In the event that the Warrant has been called for
redemption by the Company pursuant to Section 6.1 or Section 6.2 of the Warrant Agreement and the Company has
required cashless exercise pursuant to Section 6.4 of the Warrant Agreement, the number of shares of Common Stock that this
Warrant is exercisable for shall be determined in accordance with subsection 3.3.1(b) and Section 6.4 of the Warrant
Agreement.

 

In the event that the Warrant is a Private Placement
Warrant that is to be exercised on a “cashless” basis pursuant to subsection 3.3.1(c) of the Warrant Agreement,
the number of shares of Common Stock that this Warrant is exercisable for shall be determined in accordance with subsection 3.3.1(c) of
the Warrant Agreement.

 

In the event that the Warrant is to be exercised
on a “cashless” basis pursuant to Section 7.4 of the Warrant Agreement, the number of shares of Common Stock that
this Warrant is exercisable for shall be determined in accordance with Section 7.4 of the Warrant Agreement.

 

In the event that the Warrant may be exercised,
to the extent allowed by the Warrant Agreement, through cashless exercise (i) the number of shares of Common Stock that this Warrant
is exercisable for would be determined in accordance with the relevant section of the Warrant Agreement which allows for such cashless
exercise and (ii) the holder hereof shall complete the following: The undersigned hereby irrevocably elects to exercise the right,
represented by this Warrant Certificate, through the cashless exercise provisions of the Warrant Agreement, to receive shares of Common
Stock.
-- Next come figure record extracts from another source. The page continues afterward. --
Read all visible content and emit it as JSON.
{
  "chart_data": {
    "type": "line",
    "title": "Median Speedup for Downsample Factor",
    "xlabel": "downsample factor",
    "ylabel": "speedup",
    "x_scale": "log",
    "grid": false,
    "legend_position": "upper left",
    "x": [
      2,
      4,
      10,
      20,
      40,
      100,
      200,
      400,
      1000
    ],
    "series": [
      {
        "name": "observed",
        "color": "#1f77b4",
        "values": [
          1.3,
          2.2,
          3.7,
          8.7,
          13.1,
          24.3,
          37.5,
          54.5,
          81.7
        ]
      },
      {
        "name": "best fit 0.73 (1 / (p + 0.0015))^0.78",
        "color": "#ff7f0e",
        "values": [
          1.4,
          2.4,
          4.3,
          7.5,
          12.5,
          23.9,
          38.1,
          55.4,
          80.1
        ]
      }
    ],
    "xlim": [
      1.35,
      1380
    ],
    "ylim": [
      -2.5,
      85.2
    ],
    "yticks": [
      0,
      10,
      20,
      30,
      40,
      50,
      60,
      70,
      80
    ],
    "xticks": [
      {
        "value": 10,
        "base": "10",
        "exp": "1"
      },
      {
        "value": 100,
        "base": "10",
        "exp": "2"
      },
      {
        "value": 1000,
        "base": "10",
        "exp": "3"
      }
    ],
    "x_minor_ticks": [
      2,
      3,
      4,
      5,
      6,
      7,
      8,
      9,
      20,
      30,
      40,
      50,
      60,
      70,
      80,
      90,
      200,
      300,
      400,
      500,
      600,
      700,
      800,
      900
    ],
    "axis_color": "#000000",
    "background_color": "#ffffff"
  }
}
If said number of shares of Common Stock is less than all of the shares of Common Stock purchasable hereunder (after giving effect
to the cashless exercise), the undersigned requests that a new Warrant Certificate representing the remaining balance of such shares of
Common Stock be registered in the name of                     ,
whose address is                     ,
and that such Warrant Certificate be delivered to                     ,
whose address is                     .

 

	Date: , 	 	(Signature)	 
	 	 	 
	 	 	(Address)	 
	 	 	 
	 	 	(Tax Identification Number)
	 	 	 
	Signature Guaranteed:	 	 
	 	 	 

 

THE SIGNATURE(S) SHOULD BE GUARANTEED BY AN ELIGIBLE GUARANTOR
INSTITUTION (BANKS, STOCKBROKERS, SAVINGS AND LOAN ASSOCIATIONS AND CREDIT UNIONS WITH MEMBERSHIP IN AN APPROVED SIGNATURE GUARANTEE MEDALLION
PROGRAM, PURSUANT TO SEC RULE 17Ad-15 (OR ANY SUCCESSOR RULE) under the SECURITIES exchange act,
OF 1934, AS AMENDED).

 

    A-4

     

    

 

EXHIBIT B

 

LEGEND

 

“THE SECURITIES REPRESENTED
HEREBY HAVE NOT BEEN REGISTERED UNDER THE SECURITIES ACT OF 1933, AS AMENDED, OR ANY STATE SECURITIES
LAWS, AND MAY NOT BE OFFERED, SOLD, TRANSFERRED OR OTHERWISE DISPOSED OF UNLESS REGISTERED UNDER THE SECURITIES ACT OF 1933, AS AMENDED,
AND ANY APPLICABLE STATE SECURITIES LAWS OR AN EXEMPTION FROM REGISTRATION IS AVAILABLE. IN ADDITION, SUBJECT TO ANY ADDITIONAL LIMITATIONS
ON TRANSFER DESCRIBED IN THE LETTER AGREEMENT BY AND AMONG CONCORD Acquisition Corp II (THE “COMPANY”), CONCORD SPONSOR GROUP
II LLC, CA2 CO-INVESTMENT LLC AND THE OTHER PARTIES THERETO, THE SECURITIES REPRESENTED HEREBY MAY NOT BE SOLD OR TRANSFERRED PRIOR
TO THE DATE THAT IS THIRTY (30) DAYS AFTER THE DATE UPON WHICH THE COMPANY COMPLETES ITS INITIAL BUSINESS COMBINATION (AS DEFINED
IN SECTION 3 OF THE WARRANT AGREEMENT REFERRED TO HEREIN) EXCEPT TO A PERMITTED TRANSFEREE (AS DEFINED IN SECTION 2 OF THE WARRANT
AGREEMENT) WHO AGREES IN WRITING WITH THE COMPANY TO BE SUBJECT TO SUCH TRANSFER PROVISIONS.

 

SECURITIES EVIDENCED HEREBY
AND SHARES OF CLASS A COMMON STOCK OF THE COMPANY ISSUED UPON EXERCISE OF SUCH SECURITIES SHALL BE ENTITLED TO REGISTRATION RIGHTS
UNDER A REGISTRATION AND STOCKHOLDER RIGHTS AGREEMENT TO BE EXECUTED BY THE COMPANY.”